Das wird wohl der Fall sein, wenn Unternehmen gegen das Barrierefreiheitsstärkungsgesetz verstoßen. Wenn Sie sich also doch nicht sicher sind, ob Ihre Webseite barrierefrei ist, sollten Sie das dringend überprüfen. Denn von einer Abmahnung profitieren vor allem unlautere Kanzleien.

Barrierefreiheit zahlt sich aus

Wenn Sie Ihren Auftritt im Netz indes so gestalten, dass Sie damit alle Menschen erreichen, haben Sie selbst und Ihre Kunden am meisten davon. Denn in Deutschland leben laut Statistischem Bundesamt 7,8 Millionen Menschen mit anerkannter Schwerbehinderung. Kein Unternehmen kann sich leisten, diese Kundengruppe zu vernachlässigen. 
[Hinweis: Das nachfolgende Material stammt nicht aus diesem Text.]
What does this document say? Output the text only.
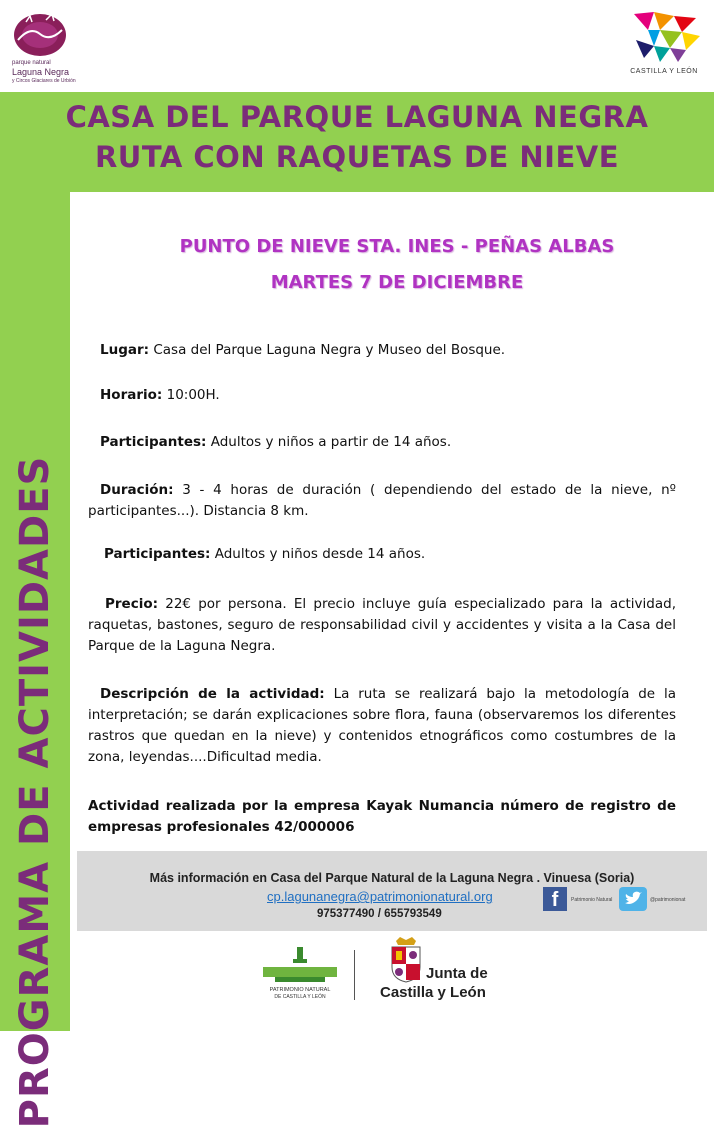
parque natural
Laguna Negra
y Circos Glaciares de Urbión
CASTILLA Y LEÓN
CASA DEL PARQUE LAGUNA NEGRA
RUTA CON RAQUETAS DE NIEVE
PROGRAMA DE ACTIVIDADES
PUNTO DE NIEVE STA. INES - PEÑAS ALBAS
MARTES 7 DE DICIEMBRE
Lugar: Casa del Parque Laguna Negra y Museo del Bosque.
Horario: 10:00H.
Participantes: Adultos y niños a partir de 14 años.
Duración: 3 - 4 horas de duración ( dependiendo del estado de la nieve, nº participantes...). Distancia 8 km.
Participantes: Adultos y niños desde 14 años.
Precio: 22€ por persona. El precio incluye guía especializado para la actividad, raquetas, bastones, seguro de responsabilidad civil y accidentes y visita a la Casa del Parque de la Laguna Negra.
Descripción de la actividad: La ruta se realizará bajo la metodología de la interpretación; se darán explicaciones sobre flora, fauna (observaremos los diferentes rastros que quedan en la nieve) y contenidos etnográficos como costumbres de la zona, leyendas....Dificultad media.
Actividad realizada por la empresa Kayak Numancia número de registro de empresas profesionales 42/000006
Más información en Casa del Parque Natural de la Laguna Negra . Vinuesa (Soria)
cp.lagunanegra@patrimonionatural.org
975377490 / 655793549
f	Patrimonio Natural	@patrimonionat
PATRIMONIO NATURAL
DE CASTILLA Y LEÓN
Junta de
Castilla y León
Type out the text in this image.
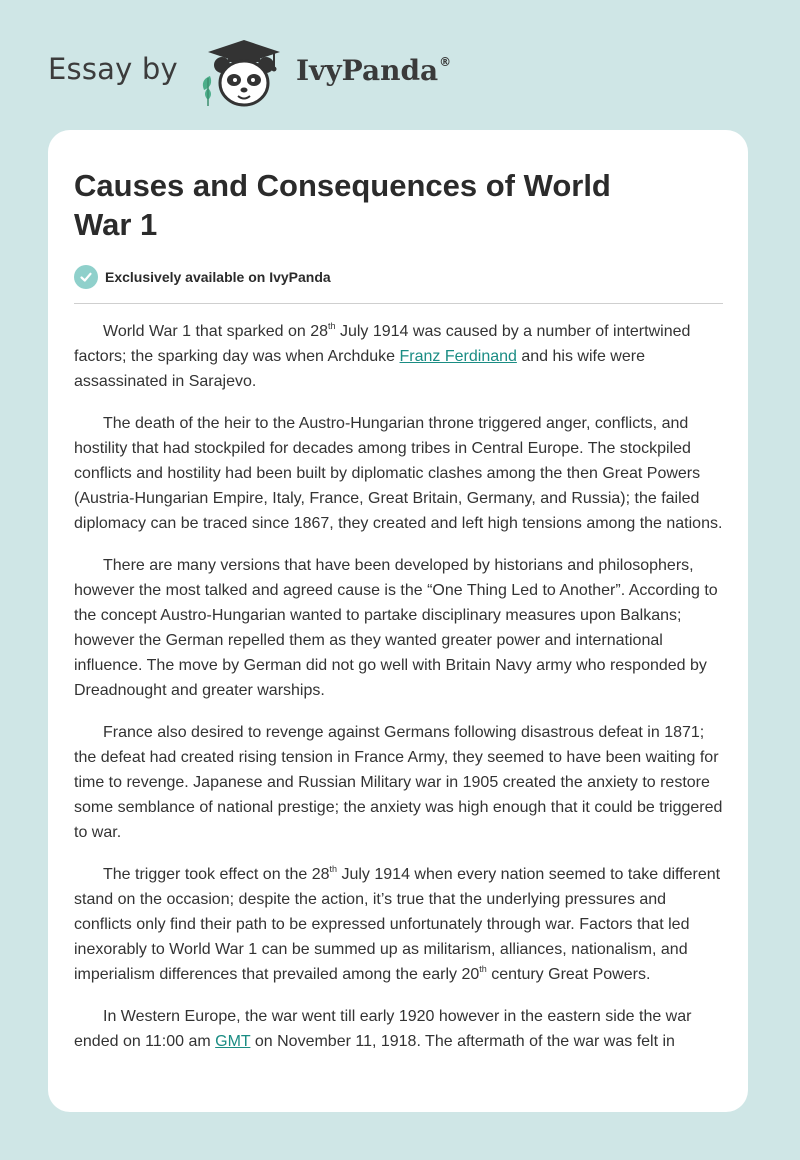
Essay by	IvyPanda®
Causes and Consequences of World
War 1
Exclusively available on IvyPanda

World War 1 that sparked on 28th July 1914 was caused by a number of intertwined factors; the sparking day was when Archduke Franz Ferdinand and his wife were assassinated in Sarajevo.

The death of the heir to the Austro-Hungarian throne triggered anger, conflicts, and hostility that had stockpiled for decades among tribes in Central Europe. The stockpiled conflicts and hostility had been built by diplomatic clashes among the then Great Powers (Austria-Hungarian Empire, Italy, France, Great Britain, Germany, and Russia); the failed diplomacy can be traced since 1867, they created and left high tensions among the nations.

There are many versions that have been developed by historians and philosophers, however the most talked and agreed cause is the “One Thing Led to Another”. According to the concept Austro-Hungarian wanted to partake disciplinary measures upon Balkans; however the German repelled them as they wanted greater power and international influence. The move by German did not go well with Britain Navy army who responded by Dreadnought and greater warships.

France also desired to revenge against Germans following disastrous defeat in 1871; the defeat had created rising tension in France Army, they seemed to have been waiting for time to revenge. Japanese and Russian Military war in 1905 created the anxiety to restore some semblance of national prestige; the anxiety was high enough that it could be triggered to war.

The trigger took effect on the 28th July 1914 when every nation seemed to take different stand on the occasion; despite the action, it’s true that the underlying pressures and conflicts only find their path to be expressed unfortunately through war. Factors that led inexorably to World War 1 can be summed up as militarism, alliances, nationalism, and imperialism differences that prevailed among the early 20th century Great Powers.

In Western Europe, the war went till early 1920 however in the eastern side the war ended on 11:00 am GMT on November 11, 1918. The aftermath of the war was felt in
Zudem wird die Bevölkerung immer älter. Auch „Silver Surfer“, ältere Besucher ihrer Webseite also, fühlen sich dort wohler, wenn diese barrierefreie ist. Vor allem aber tun das Suchmaschinen. Sie honorieren gut strukturierte Seiten mit leicht zugänglichen Inhalten, und machen diese einfacher findbar. Das führt zu mehr Besuchern und letztlich zu mehr Aufträgen. Barrierefreiheit zahlt sich also aus. Deshalb schauen Sie sich Ihren Webauftritt nochmal genau an. Es lohnt sich!